Phase doppler particle analyser (PDPA) characterization and modeling of sprays from orthogonally interacting water and air jets

Atomization of a jet in air cross flow has numerous applications in industrial and natural systems. In this study, spray characteristics (i.e., droplet mean diameter, Sauter mean diameter, and volume flux distribution) generated from perpendicularly interacting air jet of 7.5-mm diameter and water jet of 0.8-mm diameter are characterized using a phase Doppler particle analyzer (PDPA) in a forward scattering mode. The investigation is done for seven momentum ratios (q), where the momentum ratios are varied by varying the jet flow rate while keeping air flow rate constant. The jet Weber number is calculated to be 42.56, which is constant for all the cases and falls under the multimode breakup regime. PDPA measurements are done at different spatial locations, 40 mm below the tip of the injector to avoid ligaments and to ensure stable droplets.
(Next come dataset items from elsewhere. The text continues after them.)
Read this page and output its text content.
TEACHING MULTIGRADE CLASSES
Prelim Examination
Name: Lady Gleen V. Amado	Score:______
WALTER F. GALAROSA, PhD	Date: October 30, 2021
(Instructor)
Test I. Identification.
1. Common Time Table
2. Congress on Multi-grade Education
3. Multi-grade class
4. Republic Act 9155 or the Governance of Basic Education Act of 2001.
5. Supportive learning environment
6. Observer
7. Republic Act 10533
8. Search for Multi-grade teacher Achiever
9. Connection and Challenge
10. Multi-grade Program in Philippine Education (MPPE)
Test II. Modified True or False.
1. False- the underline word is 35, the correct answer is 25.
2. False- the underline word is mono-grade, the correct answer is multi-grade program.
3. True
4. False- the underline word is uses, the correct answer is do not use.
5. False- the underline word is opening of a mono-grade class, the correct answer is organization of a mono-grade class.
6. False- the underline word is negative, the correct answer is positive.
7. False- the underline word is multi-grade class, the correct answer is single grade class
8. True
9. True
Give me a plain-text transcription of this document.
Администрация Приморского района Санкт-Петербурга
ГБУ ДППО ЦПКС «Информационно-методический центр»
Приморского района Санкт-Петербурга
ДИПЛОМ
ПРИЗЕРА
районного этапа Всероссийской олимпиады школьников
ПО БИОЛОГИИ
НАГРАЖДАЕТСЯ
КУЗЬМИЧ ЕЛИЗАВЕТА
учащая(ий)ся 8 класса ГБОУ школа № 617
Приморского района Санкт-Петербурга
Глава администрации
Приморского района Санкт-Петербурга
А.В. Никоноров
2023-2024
From the experimental results, it is found that for all flow conditions, volume flux is maximum near the geometric center of the spray and decreases towards the edges indicating the solid cone structure of the spray. The volume flux also increases with increase in q. The maximum of mean droplet diameter (D10) and Sauter mean diameter (SMD or D32) is found at the geometric center of the spray in the x direction, whereas in the y direction the maximum D10 and D32 are shifted towards the windward side of the jet. The diameter–velocity correlation is negative at the center of the spray and positive at the edges for both x and y directions. The correlation model for volume flux is found to be in accordance with the experimental data, while a few outliers are found in the diameter model due to the presence of large droplets that skew the data.